To analyze concavity, we need the second derivative. For \(f(x) = \frac{1}{1+x^2}\), we first find the first derivative by applying the quotient rule:\[f'(x) = \frac{0 - (1)(2x)}{(1+x^2)^2} = \frac{-2x}{(1+x^2)^2}\]Next, find the second derivative by differentiating \(f'(x)\):\[f''(x) = \frac{d}{dx}\left(\frac{-2x}{(1+x^2)^2}\right)\]Applying the quotient rule again:\[\begin{align*}f''(x) &= \frac{(-2)(1+x^2)^2 - (-2x)(2)(1+x^2)(2x)}{(1+x^2)^4} \&= \frac{-2(1+x^2)^2 + 8x^2(1+x^2)}{(1+x^2)^4} \&= \frac{-2(1+2x^2+x^4) + 8x^2 + 8x^4}{(1+x^2)^4} \&= \frac{-2 -4x^2 -2x^4+8x^2+8x^4}{(1+x^2)^4} \&= \frac{-2 + 4x^2 + 6x^4}{(1+x^2)^4}\end{align*}\]

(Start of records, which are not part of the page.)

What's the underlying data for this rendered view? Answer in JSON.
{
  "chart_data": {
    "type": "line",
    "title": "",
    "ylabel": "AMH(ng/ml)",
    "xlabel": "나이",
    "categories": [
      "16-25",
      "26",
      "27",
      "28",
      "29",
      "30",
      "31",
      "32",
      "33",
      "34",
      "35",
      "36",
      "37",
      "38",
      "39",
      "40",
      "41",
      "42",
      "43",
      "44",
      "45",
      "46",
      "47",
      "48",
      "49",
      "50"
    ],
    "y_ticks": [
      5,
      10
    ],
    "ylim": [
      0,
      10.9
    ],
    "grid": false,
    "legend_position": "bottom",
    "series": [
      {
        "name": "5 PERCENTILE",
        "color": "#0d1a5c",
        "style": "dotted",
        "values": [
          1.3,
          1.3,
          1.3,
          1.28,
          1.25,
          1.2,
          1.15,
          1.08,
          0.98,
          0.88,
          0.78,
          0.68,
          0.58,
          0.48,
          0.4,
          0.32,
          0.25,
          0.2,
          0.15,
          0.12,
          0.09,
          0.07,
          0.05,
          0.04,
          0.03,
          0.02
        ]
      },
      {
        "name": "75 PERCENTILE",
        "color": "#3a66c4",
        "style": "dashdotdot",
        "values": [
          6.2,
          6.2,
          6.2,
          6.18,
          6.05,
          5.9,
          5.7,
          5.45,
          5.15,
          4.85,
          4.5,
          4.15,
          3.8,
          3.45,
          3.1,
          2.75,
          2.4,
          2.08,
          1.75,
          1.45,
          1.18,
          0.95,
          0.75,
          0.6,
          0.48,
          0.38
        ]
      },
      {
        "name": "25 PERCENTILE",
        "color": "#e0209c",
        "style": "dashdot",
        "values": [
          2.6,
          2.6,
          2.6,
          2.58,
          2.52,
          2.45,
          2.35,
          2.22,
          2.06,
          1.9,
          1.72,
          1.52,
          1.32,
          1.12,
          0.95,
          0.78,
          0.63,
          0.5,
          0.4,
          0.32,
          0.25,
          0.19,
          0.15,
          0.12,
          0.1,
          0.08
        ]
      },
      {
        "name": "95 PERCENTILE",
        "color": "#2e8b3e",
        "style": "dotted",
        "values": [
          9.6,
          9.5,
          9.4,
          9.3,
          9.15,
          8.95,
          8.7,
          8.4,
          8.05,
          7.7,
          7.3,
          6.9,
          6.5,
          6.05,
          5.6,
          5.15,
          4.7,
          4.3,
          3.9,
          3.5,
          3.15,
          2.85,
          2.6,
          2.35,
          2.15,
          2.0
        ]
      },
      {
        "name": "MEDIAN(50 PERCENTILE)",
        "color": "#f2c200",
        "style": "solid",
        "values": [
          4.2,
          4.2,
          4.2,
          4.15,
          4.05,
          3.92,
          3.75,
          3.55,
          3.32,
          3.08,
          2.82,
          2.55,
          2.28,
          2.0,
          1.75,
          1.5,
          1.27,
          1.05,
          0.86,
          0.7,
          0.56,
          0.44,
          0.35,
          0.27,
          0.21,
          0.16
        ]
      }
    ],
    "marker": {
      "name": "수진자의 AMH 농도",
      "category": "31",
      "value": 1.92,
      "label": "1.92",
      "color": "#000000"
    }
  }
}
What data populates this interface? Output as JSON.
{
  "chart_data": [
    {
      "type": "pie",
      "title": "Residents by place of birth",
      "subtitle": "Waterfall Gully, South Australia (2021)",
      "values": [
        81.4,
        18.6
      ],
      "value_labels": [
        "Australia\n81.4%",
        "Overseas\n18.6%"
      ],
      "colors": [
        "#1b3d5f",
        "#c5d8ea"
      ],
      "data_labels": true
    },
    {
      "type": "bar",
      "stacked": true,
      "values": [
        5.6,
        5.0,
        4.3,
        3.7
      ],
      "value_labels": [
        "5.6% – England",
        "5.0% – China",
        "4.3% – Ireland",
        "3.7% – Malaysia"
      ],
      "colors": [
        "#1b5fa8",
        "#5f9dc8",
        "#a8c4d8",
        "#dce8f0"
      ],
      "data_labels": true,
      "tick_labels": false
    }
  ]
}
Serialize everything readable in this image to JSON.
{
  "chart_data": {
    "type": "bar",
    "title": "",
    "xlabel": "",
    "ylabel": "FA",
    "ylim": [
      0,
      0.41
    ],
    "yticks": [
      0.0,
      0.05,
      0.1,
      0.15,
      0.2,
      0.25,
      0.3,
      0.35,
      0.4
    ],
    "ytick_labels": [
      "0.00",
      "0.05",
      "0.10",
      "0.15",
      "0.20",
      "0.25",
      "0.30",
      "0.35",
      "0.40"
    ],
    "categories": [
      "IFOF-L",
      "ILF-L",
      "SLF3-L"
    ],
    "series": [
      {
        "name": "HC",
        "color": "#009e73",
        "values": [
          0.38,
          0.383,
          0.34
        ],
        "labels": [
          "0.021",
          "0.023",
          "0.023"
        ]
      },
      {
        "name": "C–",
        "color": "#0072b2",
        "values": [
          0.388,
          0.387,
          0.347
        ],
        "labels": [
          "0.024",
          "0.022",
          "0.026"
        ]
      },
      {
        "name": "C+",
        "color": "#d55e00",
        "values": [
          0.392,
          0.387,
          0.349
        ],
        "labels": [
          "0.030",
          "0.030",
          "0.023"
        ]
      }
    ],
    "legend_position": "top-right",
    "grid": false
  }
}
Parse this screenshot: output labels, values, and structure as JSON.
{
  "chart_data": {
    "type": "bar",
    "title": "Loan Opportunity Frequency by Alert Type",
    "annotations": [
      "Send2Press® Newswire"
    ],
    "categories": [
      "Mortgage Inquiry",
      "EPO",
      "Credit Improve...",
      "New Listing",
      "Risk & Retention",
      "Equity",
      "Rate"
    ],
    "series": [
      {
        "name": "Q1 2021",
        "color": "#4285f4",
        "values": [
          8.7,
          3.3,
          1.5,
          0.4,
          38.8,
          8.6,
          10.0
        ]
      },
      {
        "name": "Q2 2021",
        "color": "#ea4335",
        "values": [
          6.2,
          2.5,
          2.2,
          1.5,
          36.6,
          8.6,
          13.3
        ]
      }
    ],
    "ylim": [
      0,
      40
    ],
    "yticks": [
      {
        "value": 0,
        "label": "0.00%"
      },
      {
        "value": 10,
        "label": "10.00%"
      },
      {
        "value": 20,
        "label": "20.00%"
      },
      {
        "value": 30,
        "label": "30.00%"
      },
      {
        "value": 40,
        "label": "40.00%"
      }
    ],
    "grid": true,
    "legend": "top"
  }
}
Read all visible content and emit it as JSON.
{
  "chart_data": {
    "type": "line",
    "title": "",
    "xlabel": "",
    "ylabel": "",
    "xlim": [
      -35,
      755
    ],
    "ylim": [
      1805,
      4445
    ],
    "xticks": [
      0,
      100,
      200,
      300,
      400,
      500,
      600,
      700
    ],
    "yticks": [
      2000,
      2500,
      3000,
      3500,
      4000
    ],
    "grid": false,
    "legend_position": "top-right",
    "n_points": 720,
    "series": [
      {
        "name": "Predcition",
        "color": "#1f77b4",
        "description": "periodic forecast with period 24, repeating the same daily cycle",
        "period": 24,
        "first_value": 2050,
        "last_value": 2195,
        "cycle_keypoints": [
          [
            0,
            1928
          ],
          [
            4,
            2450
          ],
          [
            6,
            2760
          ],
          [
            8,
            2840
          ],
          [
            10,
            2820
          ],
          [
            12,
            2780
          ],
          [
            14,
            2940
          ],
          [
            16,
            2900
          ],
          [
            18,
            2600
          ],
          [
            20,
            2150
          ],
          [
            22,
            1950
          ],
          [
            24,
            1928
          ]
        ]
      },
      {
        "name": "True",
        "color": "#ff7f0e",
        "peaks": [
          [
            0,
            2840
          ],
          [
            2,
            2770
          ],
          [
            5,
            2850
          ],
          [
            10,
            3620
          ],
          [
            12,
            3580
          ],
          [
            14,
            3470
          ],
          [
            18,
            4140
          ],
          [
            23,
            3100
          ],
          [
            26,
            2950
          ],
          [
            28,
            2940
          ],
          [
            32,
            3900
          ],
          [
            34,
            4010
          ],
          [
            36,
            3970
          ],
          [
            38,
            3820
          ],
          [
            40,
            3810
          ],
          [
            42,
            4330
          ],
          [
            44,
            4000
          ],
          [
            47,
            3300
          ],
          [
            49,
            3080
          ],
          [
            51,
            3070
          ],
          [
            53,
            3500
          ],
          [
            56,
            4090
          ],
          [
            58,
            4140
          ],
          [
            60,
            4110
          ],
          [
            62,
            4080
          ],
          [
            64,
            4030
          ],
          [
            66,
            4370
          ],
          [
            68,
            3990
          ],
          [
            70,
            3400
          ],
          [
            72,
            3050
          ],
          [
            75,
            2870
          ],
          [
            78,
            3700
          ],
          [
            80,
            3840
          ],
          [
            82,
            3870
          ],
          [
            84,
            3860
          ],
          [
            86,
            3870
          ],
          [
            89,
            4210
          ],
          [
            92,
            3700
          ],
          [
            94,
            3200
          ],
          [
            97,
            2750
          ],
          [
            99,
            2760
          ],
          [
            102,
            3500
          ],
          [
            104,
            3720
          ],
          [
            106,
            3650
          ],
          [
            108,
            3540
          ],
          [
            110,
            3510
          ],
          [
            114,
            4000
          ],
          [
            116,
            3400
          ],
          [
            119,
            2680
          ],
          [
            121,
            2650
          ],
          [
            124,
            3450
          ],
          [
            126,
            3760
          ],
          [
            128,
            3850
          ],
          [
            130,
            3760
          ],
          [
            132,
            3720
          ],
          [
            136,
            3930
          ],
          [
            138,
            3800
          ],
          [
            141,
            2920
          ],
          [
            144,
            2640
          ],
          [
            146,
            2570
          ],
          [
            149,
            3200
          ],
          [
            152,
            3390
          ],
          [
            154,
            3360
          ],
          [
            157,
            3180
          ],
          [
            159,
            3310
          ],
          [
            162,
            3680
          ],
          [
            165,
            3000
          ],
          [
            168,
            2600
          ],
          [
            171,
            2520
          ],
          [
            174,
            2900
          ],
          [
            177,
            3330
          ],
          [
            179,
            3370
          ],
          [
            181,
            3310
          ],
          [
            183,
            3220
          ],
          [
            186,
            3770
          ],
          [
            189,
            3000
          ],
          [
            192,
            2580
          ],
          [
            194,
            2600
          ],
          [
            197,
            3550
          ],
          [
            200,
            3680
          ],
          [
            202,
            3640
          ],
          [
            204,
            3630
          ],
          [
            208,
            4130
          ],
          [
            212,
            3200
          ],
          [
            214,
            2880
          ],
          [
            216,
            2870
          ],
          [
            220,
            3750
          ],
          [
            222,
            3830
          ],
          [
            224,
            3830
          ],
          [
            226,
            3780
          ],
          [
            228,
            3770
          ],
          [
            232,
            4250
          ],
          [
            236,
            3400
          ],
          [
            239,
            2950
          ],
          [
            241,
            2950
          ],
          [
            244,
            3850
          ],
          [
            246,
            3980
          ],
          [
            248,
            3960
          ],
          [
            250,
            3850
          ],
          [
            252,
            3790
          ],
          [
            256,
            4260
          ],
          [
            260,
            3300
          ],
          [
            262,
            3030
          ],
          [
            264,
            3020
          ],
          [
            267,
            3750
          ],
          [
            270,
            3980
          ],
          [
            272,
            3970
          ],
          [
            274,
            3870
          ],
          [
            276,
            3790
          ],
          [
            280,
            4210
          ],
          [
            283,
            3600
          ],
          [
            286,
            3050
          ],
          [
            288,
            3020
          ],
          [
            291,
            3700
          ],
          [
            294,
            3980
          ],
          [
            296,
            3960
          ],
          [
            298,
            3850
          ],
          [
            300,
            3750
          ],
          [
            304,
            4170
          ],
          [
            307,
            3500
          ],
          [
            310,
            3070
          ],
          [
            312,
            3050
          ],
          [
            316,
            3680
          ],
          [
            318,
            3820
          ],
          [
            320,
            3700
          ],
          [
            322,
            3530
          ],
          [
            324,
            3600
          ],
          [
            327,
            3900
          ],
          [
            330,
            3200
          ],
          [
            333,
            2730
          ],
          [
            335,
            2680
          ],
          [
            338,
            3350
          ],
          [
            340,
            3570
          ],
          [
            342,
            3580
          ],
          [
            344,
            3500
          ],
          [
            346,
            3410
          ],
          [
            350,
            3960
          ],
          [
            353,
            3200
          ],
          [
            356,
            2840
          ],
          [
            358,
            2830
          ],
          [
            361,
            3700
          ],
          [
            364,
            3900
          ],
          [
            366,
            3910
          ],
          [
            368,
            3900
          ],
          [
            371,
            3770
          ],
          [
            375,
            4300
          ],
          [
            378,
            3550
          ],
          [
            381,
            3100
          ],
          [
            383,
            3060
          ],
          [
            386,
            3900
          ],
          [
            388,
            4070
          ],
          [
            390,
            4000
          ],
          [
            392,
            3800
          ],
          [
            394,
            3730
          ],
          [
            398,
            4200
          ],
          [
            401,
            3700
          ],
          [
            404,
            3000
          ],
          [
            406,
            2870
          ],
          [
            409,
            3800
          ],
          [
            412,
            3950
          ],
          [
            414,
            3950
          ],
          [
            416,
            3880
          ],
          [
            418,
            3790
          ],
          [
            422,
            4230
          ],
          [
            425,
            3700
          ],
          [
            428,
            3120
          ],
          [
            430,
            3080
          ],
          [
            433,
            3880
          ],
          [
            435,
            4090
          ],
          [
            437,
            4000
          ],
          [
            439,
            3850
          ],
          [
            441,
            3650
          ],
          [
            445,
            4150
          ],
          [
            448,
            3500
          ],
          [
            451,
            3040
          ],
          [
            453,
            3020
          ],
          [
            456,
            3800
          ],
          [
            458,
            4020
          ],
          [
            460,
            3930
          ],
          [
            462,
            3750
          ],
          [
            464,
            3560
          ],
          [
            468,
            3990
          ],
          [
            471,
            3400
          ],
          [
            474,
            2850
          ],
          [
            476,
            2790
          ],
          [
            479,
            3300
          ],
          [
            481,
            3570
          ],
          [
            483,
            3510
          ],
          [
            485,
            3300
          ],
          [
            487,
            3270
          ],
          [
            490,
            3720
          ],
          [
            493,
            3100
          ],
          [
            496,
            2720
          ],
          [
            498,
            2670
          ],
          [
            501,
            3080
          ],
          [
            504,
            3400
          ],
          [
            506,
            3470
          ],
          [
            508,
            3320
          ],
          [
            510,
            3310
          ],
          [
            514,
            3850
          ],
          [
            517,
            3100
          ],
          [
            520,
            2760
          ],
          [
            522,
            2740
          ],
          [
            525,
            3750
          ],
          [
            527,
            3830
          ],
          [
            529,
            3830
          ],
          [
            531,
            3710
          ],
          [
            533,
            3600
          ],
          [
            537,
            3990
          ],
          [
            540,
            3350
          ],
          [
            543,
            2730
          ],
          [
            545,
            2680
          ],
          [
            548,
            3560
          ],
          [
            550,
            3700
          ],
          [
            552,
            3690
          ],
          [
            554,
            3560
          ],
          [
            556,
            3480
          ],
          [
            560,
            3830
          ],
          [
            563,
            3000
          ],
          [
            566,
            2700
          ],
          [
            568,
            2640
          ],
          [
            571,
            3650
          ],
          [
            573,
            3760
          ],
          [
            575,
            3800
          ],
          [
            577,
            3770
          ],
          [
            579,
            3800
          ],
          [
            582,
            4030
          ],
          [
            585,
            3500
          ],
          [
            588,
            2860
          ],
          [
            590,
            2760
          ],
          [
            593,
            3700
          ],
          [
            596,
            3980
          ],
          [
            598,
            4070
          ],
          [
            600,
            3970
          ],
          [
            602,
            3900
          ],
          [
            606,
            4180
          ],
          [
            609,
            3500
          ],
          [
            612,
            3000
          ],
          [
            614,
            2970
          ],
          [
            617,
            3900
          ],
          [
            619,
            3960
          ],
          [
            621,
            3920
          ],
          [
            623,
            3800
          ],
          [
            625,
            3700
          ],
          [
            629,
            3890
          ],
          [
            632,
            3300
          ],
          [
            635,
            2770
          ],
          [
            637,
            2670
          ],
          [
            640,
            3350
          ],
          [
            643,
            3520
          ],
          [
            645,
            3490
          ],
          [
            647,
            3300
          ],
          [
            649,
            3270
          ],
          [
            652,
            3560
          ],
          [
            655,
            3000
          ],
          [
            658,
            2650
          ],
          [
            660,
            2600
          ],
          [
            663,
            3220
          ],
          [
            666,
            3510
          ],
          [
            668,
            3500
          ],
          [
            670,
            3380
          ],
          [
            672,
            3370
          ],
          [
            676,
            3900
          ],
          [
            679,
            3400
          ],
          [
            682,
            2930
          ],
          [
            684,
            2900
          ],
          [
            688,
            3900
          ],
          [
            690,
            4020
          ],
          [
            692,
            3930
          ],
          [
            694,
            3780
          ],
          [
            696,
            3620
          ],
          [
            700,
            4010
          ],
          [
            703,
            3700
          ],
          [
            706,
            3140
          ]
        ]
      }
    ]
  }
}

Substitute \(x = 0\) into \(f''(x)\):\[f''(0) = \frac{-2 + 4(0)^2 + 6(0)^4}{(1+0^2)^4} = \frac{-2}{1} = -2\]

For the function \(g(x) = e^{-x^2/2}\), use the chain rule to find the first derivative:\[g'(x) = e^{-x^2/2} \cdot \left(\frac{d}{dx}(-x^2/2)\right) = e^{-x^2/2}(-x)\]Thus,\[g'(x) = -xe^{-x^2/2}\]Now find the second derivative:\[g''(x) = \frac{d}{dx}(-xe^{-x^2/2})\]Using the product rule:\[\begin{align*}g''(x) &= -\frac{d}{dx}(x)e^{-x^2/2} + x\frac{d}{dx}(e^{-x^2/2}) \&= -e^{-x^2/2} - x(e^{-x^2/2})(-x) \&= -e^{-x^2/2} + x^2 e^{-x^2/2}\end{align*}\]

Substitute \(x = 0\) into \(g''(x)\):\[g''(0) = -e^{0} + 0^2 e^{0} = -1\]

The concavity at a point is determined by the sign and magnitude of the second derivative. We have:- \(f''(0) = -2\)- \(g''(0) = -1\)Since \(-2 < -1\), \(f(x)\) is more concave downward near \(x=0\) compared to \(g(x)\).